There is no suggestion here that Bridgeport Avenue — which also has become a major retail corridor in more recent decades — should be a nice place to take a leisurely stroll or bicycle ride. It’s too late for that, just as it is too late to do the same with many roads that were primarily developed after American life began to revolve around the automobile.
There are more practical reasons for making Bridgeport Avenue a more congenial place to walk short instances: Such improvements could pay dividends.
A boost for downtown housing
One is the redevelopment of downtown. A selling point to get people to live downtown would be the ability to safely get to their workplace in the corporate parks without having to drive.
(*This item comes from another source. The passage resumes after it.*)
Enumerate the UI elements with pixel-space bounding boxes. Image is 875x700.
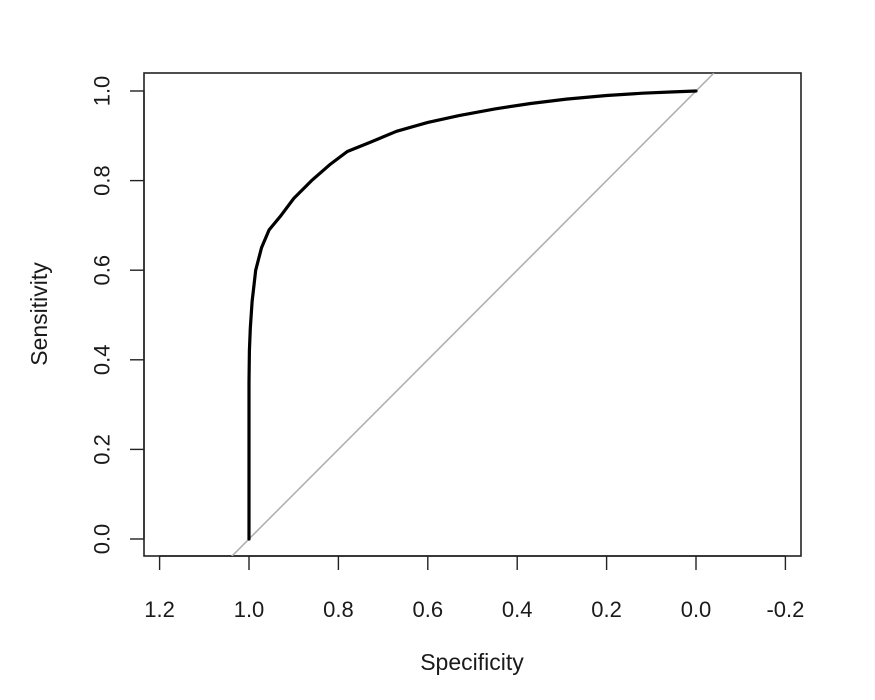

While walking may not be practical for many needing to go more than a mile or so, at certain times of the year bicycling surely is — if only there were bicycle lanes to provide an added degree of safety. Buses are another alternative means of getting somewhere, and people must walk to and from buses.
Good for the environment, health
Another reason is the environment. People do not have to drive everywhere. There’s nothing wrong with walking a short distance to get somewhere. It saves gas. It cuts down on pollution, including carbon emissions.
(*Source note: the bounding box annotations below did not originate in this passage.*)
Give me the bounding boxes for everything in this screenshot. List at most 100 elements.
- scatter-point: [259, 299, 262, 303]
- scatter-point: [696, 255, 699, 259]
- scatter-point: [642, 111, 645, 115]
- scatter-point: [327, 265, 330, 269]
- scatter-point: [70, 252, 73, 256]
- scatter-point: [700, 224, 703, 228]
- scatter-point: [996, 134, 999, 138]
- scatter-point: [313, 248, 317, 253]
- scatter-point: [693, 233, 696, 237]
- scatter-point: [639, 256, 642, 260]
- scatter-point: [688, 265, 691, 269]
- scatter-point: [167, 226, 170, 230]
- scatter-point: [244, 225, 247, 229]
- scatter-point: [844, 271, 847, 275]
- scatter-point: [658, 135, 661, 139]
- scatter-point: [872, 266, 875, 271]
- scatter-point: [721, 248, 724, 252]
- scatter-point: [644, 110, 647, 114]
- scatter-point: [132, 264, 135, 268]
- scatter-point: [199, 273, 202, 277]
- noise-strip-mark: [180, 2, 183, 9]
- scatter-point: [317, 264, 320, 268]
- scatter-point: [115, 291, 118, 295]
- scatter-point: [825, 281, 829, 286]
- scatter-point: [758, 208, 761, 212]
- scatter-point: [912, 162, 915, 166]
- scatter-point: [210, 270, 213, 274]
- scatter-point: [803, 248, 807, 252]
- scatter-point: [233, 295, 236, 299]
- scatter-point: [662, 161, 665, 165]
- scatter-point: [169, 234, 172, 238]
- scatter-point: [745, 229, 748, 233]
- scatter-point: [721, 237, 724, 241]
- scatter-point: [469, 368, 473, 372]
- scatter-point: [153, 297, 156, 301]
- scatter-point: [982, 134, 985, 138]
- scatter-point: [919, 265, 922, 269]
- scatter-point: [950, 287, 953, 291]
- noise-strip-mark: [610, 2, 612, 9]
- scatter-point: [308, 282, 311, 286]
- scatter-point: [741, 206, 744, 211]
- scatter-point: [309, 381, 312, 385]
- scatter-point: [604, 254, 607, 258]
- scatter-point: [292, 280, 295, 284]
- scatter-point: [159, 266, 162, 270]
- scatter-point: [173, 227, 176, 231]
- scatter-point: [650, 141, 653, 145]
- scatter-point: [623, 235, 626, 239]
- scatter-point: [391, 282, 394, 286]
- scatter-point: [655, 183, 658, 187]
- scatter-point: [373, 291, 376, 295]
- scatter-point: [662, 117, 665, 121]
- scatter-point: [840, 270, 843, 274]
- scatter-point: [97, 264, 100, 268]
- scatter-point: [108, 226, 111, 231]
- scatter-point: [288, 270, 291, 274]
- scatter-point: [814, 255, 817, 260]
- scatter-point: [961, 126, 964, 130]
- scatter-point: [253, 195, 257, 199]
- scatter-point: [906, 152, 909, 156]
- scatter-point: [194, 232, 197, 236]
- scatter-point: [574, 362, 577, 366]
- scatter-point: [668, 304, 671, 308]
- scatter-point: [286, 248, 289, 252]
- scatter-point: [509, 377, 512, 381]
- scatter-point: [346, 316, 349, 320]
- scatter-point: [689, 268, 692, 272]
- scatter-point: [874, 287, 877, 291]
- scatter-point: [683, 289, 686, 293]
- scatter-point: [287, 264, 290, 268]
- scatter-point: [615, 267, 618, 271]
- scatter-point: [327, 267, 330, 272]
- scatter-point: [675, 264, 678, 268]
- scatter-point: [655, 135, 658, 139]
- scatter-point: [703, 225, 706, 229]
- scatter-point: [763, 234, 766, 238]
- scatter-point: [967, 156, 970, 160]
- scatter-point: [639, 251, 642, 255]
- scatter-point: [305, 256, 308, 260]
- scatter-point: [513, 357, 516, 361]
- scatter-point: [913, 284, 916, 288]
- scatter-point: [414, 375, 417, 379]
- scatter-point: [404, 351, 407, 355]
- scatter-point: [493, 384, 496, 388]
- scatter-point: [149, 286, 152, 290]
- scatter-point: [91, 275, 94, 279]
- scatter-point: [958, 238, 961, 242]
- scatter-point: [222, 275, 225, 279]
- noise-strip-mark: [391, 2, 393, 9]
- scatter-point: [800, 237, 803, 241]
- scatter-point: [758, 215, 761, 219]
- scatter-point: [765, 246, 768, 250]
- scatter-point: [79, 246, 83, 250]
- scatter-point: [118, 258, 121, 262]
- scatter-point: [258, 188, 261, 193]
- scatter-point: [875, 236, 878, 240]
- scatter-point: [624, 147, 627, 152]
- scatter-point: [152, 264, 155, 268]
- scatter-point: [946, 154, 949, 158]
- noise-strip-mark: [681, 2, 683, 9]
The fewer people hopping in their cars to go from parking lot to parking lot, the better. People who still need to drive, or want to drive, can do so.
An additional reason is health. Walking or bicycling is much better for people than driving. And it isn’t just health nuts who like to walk. Make it easier and safer for people to walk short distances, and more people will do just that. As they say, “Build it, and they will come.”
People do walk along Bridgeport Avenue now. They can be spotted most every day. Some are heading for bus stops to take advantage of public transportation, and others are wandering from their hotel rooms to nearby stores or restaurants.
In fact, the number of people using public buses to reach work sites in this area is increasing, especially as more retail establishments are built. How are people supposed to get to the bus stops near their employers if it’s not safe to walk along the road?
Making improvements over time
There are ways to add sidewalks and bike lanes to roads over time — even main roads such as Bridgeport Avenue.
One might be to make it a zoning policy to have sidewalks and bike lanes on Bridgeport Avenue, and require anyone who needs zoning permission for a project along the road to follow that policy. While this can lead to sidewalks that connect to nothing in places at first, over time just about every commercial landowner needs to get a zoning permit for some type of upgrade.
Yes, sidewalks and bike lanes are not cheap — they cost lots of money to build and then the city must maintain them. The idea of pursuing them in already-developed areas can seem daunting and overwhelming at first. But it can be done. Think of it as a long-term project.
It’s time for the idea of sidewalks, crosswalks and bicycle lanes to be mentioned in the same sentence as “Bridgeport Avenue.” It’s a quality-of-life issue that could make Shelton a more desirable place to live, work, shop, and dine.